There were originally seven SAT dates scheduled throughout the 2019-2020 academic year. The March exam's makeup date, scheduled for March 28, was the first test affected by the pandemic. The next official test, set for May 2, was also later canceled. There was never an exam scheduled for April. 

The organization said Wednesday that it is prepared to provide students with "digital exams" in the "unlikely event that schools do not reopen this fall." According to its statement, the board is already delivering such exams to three million students taking advanced placement tests this spring. 

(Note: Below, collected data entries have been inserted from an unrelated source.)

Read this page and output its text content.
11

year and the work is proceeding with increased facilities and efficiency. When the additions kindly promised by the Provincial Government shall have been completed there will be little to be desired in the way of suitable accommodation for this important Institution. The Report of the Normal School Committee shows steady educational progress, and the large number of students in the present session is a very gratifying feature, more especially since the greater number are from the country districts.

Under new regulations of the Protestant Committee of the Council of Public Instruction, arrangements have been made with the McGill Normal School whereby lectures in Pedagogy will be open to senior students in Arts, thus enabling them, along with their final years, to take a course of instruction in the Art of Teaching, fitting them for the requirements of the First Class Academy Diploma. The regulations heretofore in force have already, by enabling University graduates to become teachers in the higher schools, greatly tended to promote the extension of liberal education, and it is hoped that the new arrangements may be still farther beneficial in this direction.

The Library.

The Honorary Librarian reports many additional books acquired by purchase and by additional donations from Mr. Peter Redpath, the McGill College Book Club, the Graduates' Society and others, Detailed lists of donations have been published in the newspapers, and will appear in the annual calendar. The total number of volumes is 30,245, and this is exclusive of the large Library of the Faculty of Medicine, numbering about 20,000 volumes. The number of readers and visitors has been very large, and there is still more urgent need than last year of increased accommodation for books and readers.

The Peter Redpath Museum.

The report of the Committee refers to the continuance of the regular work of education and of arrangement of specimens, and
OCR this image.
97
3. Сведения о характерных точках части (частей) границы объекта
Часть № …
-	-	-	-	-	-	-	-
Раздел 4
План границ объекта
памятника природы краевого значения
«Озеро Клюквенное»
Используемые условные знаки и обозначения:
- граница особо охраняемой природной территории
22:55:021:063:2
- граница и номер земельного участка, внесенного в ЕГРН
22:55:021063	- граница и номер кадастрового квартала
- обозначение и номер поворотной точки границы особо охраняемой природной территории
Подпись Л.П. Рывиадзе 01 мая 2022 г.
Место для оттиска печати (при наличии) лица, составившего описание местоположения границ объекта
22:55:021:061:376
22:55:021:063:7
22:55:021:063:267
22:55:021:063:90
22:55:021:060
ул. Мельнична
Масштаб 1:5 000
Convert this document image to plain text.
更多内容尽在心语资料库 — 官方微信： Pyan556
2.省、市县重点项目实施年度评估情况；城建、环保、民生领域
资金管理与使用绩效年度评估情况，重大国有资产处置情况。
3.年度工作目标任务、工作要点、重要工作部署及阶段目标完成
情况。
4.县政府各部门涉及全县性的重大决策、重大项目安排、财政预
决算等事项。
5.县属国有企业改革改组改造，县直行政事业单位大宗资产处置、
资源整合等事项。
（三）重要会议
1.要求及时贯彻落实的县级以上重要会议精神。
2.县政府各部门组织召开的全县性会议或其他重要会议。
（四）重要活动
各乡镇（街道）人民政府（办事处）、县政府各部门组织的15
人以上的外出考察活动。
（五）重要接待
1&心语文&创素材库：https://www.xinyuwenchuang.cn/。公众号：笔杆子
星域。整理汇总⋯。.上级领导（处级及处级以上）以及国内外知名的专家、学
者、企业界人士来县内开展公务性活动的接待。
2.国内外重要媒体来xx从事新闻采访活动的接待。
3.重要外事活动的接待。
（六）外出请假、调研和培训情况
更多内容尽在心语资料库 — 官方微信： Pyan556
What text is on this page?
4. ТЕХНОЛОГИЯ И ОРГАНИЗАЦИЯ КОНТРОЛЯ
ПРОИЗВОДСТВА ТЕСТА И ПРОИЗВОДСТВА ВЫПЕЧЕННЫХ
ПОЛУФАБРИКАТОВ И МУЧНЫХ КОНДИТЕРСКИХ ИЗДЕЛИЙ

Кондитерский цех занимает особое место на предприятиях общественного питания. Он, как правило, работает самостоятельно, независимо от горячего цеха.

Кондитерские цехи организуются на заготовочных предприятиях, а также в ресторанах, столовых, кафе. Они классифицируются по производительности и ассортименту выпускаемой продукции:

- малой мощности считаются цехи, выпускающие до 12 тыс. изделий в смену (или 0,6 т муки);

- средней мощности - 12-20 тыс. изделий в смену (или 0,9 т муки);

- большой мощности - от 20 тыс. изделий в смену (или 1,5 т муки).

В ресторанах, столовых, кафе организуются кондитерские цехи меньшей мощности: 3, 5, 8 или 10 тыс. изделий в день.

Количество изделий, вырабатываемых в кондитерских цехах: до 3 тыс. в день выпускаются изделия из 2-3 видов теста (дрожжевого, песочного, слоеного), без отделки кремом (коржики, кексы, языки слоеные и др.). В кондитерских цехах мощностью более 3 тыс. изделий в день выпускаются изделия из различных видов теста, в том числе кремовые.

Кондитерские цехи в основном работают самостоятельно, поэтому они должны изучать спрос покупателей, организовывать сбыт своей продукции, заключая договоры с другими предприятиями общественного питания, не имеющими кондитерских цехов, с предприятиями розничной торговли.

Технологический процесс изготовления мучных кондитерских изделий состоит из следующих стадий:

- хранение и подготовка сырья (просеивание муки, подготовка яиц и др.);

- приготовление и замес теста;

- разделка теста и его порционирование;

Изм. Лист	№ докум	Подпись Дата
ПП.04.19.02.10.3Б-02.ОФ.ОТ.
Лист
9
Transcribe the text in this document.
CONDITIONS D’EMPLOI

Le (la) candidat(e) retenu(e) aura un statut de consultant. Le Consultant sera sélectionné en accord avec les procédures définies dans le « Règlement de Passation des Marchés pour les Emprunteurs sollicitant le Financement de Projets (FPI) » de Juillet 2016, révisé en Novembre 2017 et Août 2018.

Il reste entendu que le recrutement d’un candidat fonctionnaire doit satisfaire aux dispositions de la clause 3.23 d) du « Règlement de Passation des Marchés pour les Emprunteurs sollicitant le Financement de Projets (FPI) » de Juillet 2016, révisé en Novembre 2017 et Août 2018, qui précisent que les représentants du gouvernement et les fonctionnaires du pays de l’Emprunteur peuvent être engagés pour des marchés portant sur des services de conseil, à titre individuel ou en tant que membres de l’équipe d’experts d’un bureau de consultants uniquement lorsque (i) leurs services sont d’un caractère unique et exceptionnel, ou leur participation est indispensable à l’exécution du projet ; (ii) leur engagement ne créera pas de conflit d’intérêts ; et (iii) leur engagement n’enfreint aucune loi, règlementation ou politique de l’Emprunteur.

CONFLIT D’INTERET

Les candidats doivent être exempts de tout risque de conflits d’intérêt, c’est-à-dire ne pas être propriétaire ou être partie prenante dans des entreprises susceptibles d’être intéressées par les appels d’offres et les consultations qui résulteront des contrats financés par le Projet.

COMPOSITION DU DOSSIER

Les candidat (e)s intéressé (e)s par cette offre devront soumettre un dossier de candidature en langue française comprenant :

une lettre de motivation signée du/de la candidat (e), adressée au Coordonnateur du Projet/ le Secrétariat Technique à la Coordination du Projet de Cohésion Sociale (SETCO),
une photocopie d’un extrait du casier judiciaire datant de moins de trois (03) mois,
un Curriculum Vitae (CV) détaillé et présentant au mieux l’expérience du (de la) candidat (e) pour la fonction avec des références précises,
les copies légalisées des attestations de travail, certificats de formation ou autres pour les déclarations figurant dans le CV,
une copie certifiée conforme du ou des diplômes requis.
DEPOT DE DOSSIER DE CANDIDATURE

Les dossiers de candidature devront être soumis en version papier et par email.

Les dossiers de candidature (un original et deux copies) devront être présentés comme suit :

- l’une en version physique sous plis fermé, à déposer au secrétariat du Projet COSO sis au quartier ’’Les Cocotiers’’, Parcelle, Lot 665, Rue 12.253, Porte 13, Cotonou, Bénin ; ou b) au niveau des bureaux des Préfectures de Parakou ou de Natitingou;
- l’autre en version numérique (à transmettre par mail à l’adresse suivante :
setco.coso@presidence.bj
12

"As we're doing with at-home Advanced Placement exams, we would ensure that at-home SAT testing is simple, secure and fair, accessible to all, and valid for use in college admissions," it said. "Like the paper test, a digital, remote version of the SAT would measure what students are learning in school and what they need to know to be successful in college."

The College Board said that "specific information" about tests provided to students for free by certain states or school districts "will be shared in the coming weeks." Students in states where the exam is mandated should "check with their school or district for updates" on testing dates, it said.